By David Nakamura
Washington Post Staff Writer
Monday, June 4, 2007
D.C. government officials will launch an extensive audit of the city's public schools today designed to pinpoint how the system is spending its $1 billion budget and identify areas of waste and mismanagement.
The audit, scheduled for announcement at a midday news conference, comes as Mayor Adrian M. Fenty (D) prepares to take control of the 55,000-student school system and is patterned after similar studies in other jurisdictions, including New York, St. Louis and New Orleans. But those studies have not always provided clear answers and, in some cases, resulted in new problems created by the auditors.
The District's analysis, a joint effort by the mayor and school officials, will cost about $3.2 million and will be conducted by two management consulting firms: Alvarez & Marsal and McKinsey & Co. The city is soliciting private donations to help defray the cost, said government sources, who spoke on condition of anonymity because an official announcement has not been made.
City leaders, and even some school officials, have complained for years that they are uncertain exactly how the system is spending its money, particularly in high-cost areas such as special education and transportation. Although D.C. Chief Financial Officer Natwar M. Gandhi has staff assigned to the school system, he has said he does not have jurisdiction over personnel, procurement and contracting, which are overseen by the superintendent and Board of Education.
This time, however, Superintendent Clifford B. Janey and board President Robert C. Bobb have signed on as partners with Fenty in conducting the audit, which is expected to take four months. The consulting firms will be instructed to look at service contracts, the central administration structure and how management decisions are made, among other things, the sources said.
"The mayor's taking over an agency that's been independent," said D.C. Council member Tommy Wells (D-Ward 6), who served on the Board of Education until January. "It's prudent for the mayor to have as thorough an audit as possible to identify weaknesses that occurred prior to his watch."
Gandhi said he welcomed a review of the school system's management.

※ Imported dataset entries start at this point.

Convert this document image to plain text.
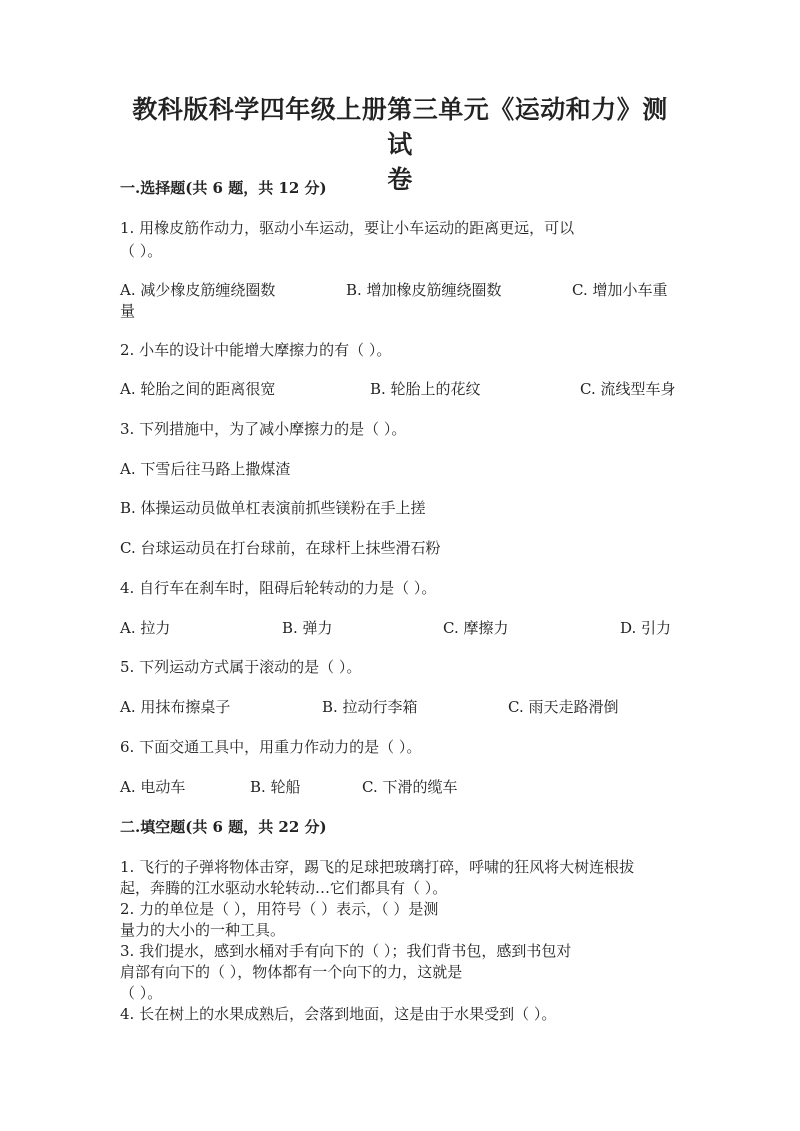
教科版科学四年级上册第三单元《运动和力》测试
卷
一.选择题(共 6 题，共 12 分)
1. 用橡皮筋作动力，驱动小车运动，要让小车运动的距离更远，可以
（ ）。
A. 减少橡皮筋缠绕圈数	B. 增加橡皮筋缠绕圈数	C. 增加小车重
量
2. 小车的设计中能增大摩擦力的有（ ）。
A. 轮胎之间的距离很宽	B. 轮胎上的花纹	C. 流线型车身
3. 下列措施中，为了减小摩擦力的是（ ）。
A. 下雪后往马路上撒煤渣
B. 体操运动员做单杠表演前抓些镁粉在手上搓
C. 台球运动员在打台球前，在球杆上抹些滑石粉
4. 自行车在刹车时，阻碍后轮转动的力是（ ）。
A. 拉力	B. 弹力	C. 摩擦力	D. 引力
5. 下列运动方式属于滚动的是（ ）。
A. 用抹布擦桌子	B. 拉动行李箱	C. 雨天走路滑倒
6. 下面交通工具中，用重力作动力的是（ ）。
A. 电动车	B. 轮船	C. 下滑的缆车
二.填空题(共 6 题，共 22 分)
1. 飞行的子弹将物体击穿，踢飞的足球把玻璃打碎，呼啸的狂风将大树连根拔
起，奔腾的江水驱动水轮转动…它们都具有（ ）。
2. 力的单位是（ ），用符号（ ）表示，（ ）是测
量力的大小的一种工具。
3. 我们提水，感到水桶对手有向下的（ ）；我们背书包，感到书包对
肩部有向下的（ ），物体都有一个向下的力，这就是
（ ）。
4. 长在树上的水果成熟后，会落到地面，这是由于水果受到（ ）。
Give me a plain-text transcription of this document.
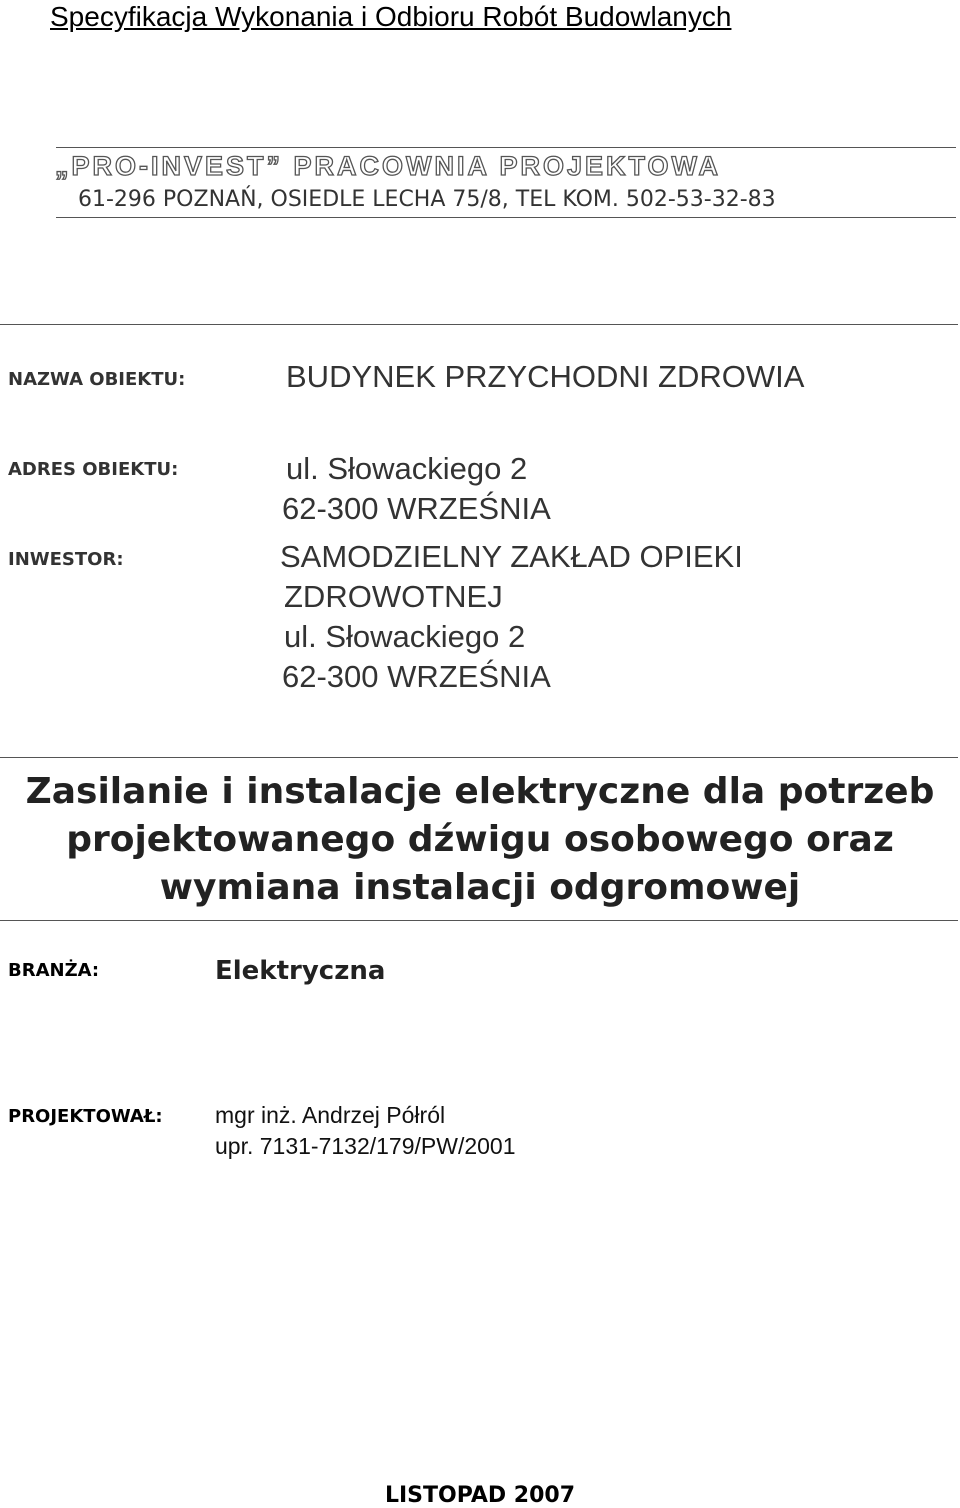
Specyfikacja Wykonania i Odbioru Robót Budowlanych
„PRO-INVEST” PRACOWNIA PROJEKTOWA
61-296 POZNAŃ, OSIEDLE LECHA 75/8, TEL KOM. 502-53-32-83
NAZWA OBIEKTU:	BUDYNEK PRZYCHODNI ZDROWIA
ADRES OBIEKTU:	ul. Słowackiego 2
62-300 WRZEŚNIA
INWESTOR:	SAMODZIELNY ZAKŁAD OPIEKI
ZDROWOTNEJ
ul. Słowackiego 2
62-300 WRZEŚNIA
Zasilanie i instalacje elektryczne dla potrzeb
projektowanego dźwigu osobowego oraz
wymiana instalacji odgromowej
BRANŻA:	Elektryczna
PROJEKTOWAŁ: mgr inż. Andrzej Półról
upr. 7131-7132/179/PW/2001
LISTOPAD 2007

He already is working with the accounting firm KPMG to address specific problems in the school system's accounting, personnel and Medicaid departments that were identified in the city's annual performance review last year.
Gandhi has said those problems could jeopardize the District's bond ratings on Wall Street if they are not fixed.
"This will give us a much better idea which would say how decisions made over there, a good review of contracts, how they get done and how they could be improved," Gandhi said.
Under the takeover plan, Fenty would be in charge of the superintendent and $2.3 billion capital improvement program. The mayor and council would share authority over the school system's operating budget.
McKinsey & Co. has worked with the D.C. schools in the past. In 2001, the firm helped produce "Business Plan for Strategic Reform," a document that outlined a five-year improvement strategy for then-Superintendent Paul Vance.
It is unclear what happened to that plan. Janey replaced Vance as superintendent in 2004.
Alvarez & Marsal has worked extensively on school management issues in St. Louis, New York and New Orleans. But the company's work has been criticized after some well-publicized missteps and when the solutions that were recommended failed to produce results.
In St. Louis and New York, the firm focused largely on consolidating school bus transportation routes to improve efficiency and cut costs. But in both jurisdictions, students were sometimes stranded without buses after the routes were changed, according to news reports.
St. Louis schools, which paid Alvarez & Marsal $4.5 million, were recently taken over by the state of Missouri after the system failed to meet academic and financial standards. The company recently completed a $21.6 million contract to overhaul the New Orleans school system's financial operations.
Jeff Smith, a former D.C. school board member who resigned because of Fenty's takeover plan, said the board considered hiring Alvarez & Marsal last year but decided not to after learning how much it would cost.
"Our preliminary research showed that the costs far exceeded the industry norms," said Smith, now head of the school advocacy group D.C. Voice. "When we talked with people in New York, the fees were exorbitant compared to deliverables."
The D.C. government sources said the audit would begin immediately even though Fenty has not taken control of the system.
Although Congress and President Bush have authorized a change to the Home Rule Charter, Fenty must wait until a standard congressional review period for his takeover legislation expires June 12.
A group of residents is also attempting to force a referendum on the mayor's takeover plan. District lawyers have challenged the referendum attempt in Superior Court, which is expected to rule in the case this week.